Ancak bu borçların ödenmesine yönelik talepler geliri düşmüş, tüketimden dolayısı ile yeni yatırım sevdasından uzaklaşmış umutsuz bir halk yaratıyor. Bu da gelecek için bütün planların iptaline ve daha da geri dönemlere düşmenize yardımcı oluyor. Yine gelişmekten uzak, geri kalmış ve zaman kaybetmiş bir ülke olmanız için devreye girilmiş olmasını göremiyorsunuz. Sizin için mantıklı olan, aslında temelinde mantıksız bir projeye imza atmış oluyorsunuz.

Bu mantık ve mantıksızlık ikilemi projelerini en çok ekonomik öneri ve çalışmalar başlıklarında görebilirsiniz. Düzelmeyen ekonomi bu nedenle seçmen tercihlerinde hep ilk sıradaki faktördür. Millet yorulmuştur artık, hiç kimsenin kendi işletmesi ile kaç yıl ayakta kalacağının güvencesi de yoktur. Tekelleşmiş sektörlerin olduğu bir dünyada daha büyük yatırımlara girişmek ve icatlar yapmak da zordur.

Uygulanan temeli mantıksız projelerin devamlılığı için, yani kontrol edilebilir istikrarsızlık programını sürekli kılmak için devreye alınan unsurlar da vardır.

  • Büyük projelerin beton ekonomisine hizmet eden projelere bağlanması (getirisi olmayan).
  • En az 25 yıllık bir borç yükü ile yeni gelecek iktidarların çaresiz bırakılması ve onların da ikna edilerek. yönetilmesi, ele geçirilmesi. Geleceğe yönelik iyileştirmeler ve AFET ler için kaynak ayıramamak, vatandaşı kendi başının çaresine bakacak durum içerisinde bırakmak ve sürekli oluşan acılar ile gündemler değiştirip, unutturmak.
  • Eğitimin sürekli olarak baltalanması. Zeki, girişimci özgüveni yüksek nesil yetiştirilmemesi.
  • Zeki olanları tespit edilip, daha iyi olanaklar sunularak alınması.
  • Gelmeyenler için yaşamlarının kabusa çevrilmesi, işten atılmasının sağlanması, ceza evine konması, idam cezası vermek veya suikastlara kurban etmek.
  • Yönetimlerin güçsüz kılınmasına çaba harcanması, devletin sahip olduğu her şeyin özelleştirilmesi.
  • Büyük üretim alanlarının zayıflatılması, yok edilmesi (Son örnek: Tank palet fabrikası).
  • Üretim ekonomisinden uzaklaşıp, hizmet sektörüne odaklanmak (Örn: Turizm,Telekom, Dersane,Üniversite) ekonomik durum tamamen çöktüğünde bu Üniversiteler kim gidebilecek? Kayıt olacak müşteri bulamazlarsa bunlara ne olacak? Savaş, afet, salgın olaylarında Turizm sektörü ne yapabilecek?

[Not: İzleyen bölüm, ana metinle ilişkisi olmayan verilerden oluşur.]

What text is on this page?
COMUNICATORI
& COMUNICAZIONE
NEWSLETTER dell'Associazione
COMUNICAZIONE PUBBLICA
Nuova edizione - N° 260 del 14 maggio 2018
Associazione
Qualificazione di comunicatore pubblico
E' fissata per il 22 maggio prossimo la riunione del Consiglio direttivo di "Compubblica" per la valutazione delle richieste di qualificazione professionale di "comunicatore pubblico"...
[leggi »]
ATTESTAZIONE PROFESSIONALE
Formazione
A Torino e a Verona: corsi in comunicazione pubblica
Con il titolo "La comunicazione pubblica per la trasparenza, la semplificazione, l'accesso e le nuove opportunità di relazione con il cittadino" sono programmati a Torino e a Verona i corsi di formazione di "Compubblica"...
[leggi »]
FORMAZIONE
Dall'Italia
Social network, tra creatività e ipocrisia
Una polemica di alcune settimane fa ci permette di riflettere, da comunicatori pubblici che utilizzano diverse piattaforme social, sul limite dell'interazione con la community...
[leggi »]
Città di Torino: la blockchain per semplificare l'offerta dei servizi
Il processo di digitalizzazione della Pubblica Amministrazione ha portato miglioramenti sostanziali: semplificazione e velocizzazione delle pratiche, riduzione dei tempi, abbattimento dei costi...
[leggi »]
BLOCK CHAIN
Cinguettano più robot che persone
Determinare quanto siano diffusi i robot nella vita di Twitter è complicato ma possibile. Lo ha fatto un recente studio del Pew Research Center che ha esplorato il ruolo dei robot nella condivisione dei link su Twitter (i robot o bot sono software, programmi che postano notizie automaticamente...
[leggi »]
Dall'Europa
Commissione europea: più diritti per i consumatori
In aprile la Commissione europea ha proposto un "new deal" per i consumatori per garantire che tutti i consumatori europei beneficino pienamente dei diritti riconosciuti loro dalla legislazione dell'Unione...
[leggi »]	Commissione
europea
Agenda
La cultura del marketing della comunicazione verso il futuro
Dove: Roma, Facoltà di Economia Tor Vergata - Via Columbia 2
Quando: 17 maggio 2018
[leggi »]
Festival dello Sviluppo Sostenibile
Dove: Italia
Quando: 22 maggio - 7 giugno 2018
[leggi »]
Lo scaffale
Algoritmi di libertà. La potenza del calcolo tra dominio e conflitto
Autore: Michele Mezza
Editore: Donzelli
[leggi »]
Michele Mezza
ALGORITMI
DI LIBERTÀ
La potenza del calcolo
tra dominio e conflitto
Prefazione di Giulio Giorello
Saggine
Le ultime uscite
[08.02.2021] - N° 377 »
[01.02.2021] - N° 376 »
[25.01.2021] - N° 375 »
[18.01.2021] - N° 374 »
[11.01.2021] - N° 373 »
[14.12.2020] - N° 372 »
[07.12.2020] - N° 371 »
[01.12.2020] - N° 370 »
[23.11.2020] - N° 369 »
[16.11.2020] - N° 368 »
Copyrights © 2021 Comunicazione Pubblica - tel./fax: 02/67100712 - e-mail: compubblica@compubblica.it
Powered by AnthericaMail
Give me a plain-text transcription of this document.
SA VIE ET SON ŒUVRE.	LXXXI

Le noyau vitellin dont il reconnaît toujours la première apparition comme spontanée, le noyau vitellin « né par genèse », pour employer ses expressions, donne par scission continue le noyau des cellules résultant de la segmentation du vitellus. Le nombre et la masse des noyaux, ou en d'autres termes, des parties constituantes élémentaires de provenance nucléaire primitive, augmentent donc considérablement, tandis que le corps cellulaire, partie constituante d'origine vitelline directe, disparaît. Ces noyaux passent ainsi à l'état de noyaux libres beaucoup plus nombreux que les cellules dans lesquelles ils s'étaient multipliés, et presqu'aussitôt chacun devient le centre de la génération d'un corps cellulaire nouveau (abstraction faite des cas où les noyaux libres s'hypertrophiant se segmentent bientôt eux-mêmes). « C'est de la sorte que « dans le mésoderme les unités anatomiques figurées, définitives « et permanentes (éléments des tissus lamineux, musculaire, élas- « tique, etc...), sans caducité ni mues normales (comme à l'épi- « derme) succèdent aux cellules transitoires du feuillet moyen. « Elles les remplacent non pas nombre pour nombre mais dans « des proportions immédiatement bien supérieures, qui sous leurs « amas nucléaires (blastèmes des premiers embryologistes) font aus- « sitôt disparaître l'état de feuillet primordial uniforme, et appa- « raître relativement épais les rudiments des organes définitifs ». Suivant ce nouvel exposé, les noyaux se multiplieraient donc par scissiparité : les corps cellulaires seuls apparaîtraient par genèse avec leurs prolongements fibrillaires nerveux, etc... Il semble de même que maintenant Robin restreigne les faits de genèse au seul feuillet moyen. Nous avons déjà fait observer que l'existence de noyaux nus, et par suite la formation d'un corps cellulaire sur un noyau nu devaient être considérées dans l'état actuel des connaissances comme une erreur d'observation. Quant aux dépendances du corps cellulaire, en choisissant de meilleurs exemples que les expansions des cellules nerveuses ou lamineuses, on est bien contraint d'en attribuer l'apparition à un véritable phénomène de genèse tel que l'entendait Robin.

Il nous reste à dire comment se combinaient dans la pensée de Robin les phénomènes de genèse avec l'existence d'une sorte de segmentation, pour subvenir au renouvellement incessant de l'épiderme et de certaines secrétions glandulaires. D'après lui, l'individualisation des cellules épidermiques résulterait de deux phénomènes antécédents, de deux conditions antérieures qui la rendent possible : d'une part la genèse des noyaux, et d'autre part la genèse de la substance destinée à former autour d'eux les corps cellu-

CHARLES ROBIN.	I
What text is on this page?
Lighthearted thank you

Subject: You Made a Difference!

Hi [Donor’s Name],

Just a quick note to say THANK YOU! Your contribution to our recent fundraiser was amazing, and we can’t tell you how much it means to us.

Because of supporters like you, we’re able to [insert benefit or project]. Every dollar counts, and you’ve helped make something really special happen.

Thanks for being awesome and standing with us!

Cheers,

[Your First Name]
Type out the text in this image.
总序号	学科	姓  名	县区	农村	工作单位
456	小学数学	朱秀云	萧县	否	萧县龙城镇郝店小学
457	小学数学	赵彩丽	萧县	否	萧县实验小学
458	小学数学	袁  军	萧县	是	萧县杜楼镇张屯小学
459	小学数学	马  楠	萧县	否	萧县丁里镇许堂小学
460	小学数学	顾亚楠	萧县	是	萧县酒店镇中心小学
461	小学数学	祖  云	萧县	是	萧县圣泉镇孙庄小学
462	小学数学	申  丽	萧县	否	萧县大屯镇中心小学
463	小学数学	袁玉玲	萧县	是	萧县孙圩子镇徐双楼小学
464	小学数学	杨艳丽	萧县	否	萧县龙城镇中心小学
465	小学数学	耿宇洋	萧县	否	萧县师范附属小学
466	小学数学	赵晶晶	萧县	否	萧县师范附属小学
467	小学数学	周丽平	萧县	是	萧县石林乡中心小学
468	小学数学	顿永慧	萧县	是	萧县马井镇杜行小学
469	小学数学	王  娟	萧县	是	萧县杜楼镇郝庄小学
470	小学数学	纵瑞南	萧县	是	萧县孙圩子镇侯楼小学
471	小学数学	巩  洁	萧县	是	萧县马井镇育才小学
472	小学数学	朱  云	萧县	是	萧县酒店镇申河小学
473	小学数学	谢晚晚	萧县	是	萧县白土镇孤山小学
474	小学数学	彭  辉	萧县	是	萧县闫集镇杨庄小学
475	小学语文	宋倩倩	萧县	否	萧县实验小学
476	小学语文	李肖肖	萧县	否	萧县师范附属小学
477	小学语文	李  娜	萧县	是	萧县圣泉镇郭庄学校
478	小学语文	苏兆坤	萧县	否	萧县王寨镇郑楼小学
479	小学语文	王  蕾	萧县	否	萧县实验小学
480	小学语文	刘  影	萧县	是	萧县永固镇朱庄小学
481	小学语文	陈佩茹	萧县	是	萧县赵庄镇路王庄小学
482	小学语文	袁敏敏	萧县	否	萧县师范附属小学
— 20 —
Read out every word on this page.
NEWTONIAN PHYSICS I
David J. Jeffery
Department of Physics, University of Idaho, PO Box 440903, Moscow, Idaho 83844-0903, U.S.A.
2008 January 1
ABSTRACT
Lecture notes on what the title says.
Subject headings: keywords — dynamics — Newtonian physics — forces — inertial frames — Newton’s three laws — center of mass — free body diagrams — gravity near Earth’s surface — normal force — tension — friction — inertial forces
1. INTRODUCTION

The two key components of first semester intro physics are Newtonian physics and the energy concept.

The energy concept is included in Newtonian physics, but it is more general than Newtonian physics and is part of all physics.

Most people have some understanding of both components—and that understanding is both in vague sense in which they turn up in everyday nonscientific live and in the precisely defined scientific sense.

Sonuç olarak; umudunu yitirmiş, sürekli sağlık problemi yaşayan, fakirlikle boğuşan kendi bireysel sorunları dışında hiçbir şeyle uğraşacak takati kalmamış bir toplumu içeriden dışarıdan yönetmek ve yönlendirmek daha kolay değil midir? Üst akın işi kolaylaşmış olmayacak mı?

1950 yılından beri bu ülkede uygulanan yönetim şablonu bu değil midir?

Zeki insanların yaşadığı dramlara ait bizzat şahit olduğum acı bir hikâyeyi sizlerle paylaşmak isterim:

“…… Koç gurubundayım ve mermer konularına daldım, İnşaatı yapılmakta olan Antalya Falez otel için büyük bir satış teklifi hazırlamak üzere mermer fabrikalarını ve üreticileri ziyaret başladım.

Son olarak Eskişehir’de icradan satılmış bir fabrikaya gittim. Fabrika sahibi Almanya’da öğretmenmiş, bu konuya aracı olarak girmiş ve tüccarların şark kurnazlığından bıktığı için bu fabrikayı almış, ek birçok makine koymuş ve sadece Almanya’ya mermer masa ihracatı yapıyormuş.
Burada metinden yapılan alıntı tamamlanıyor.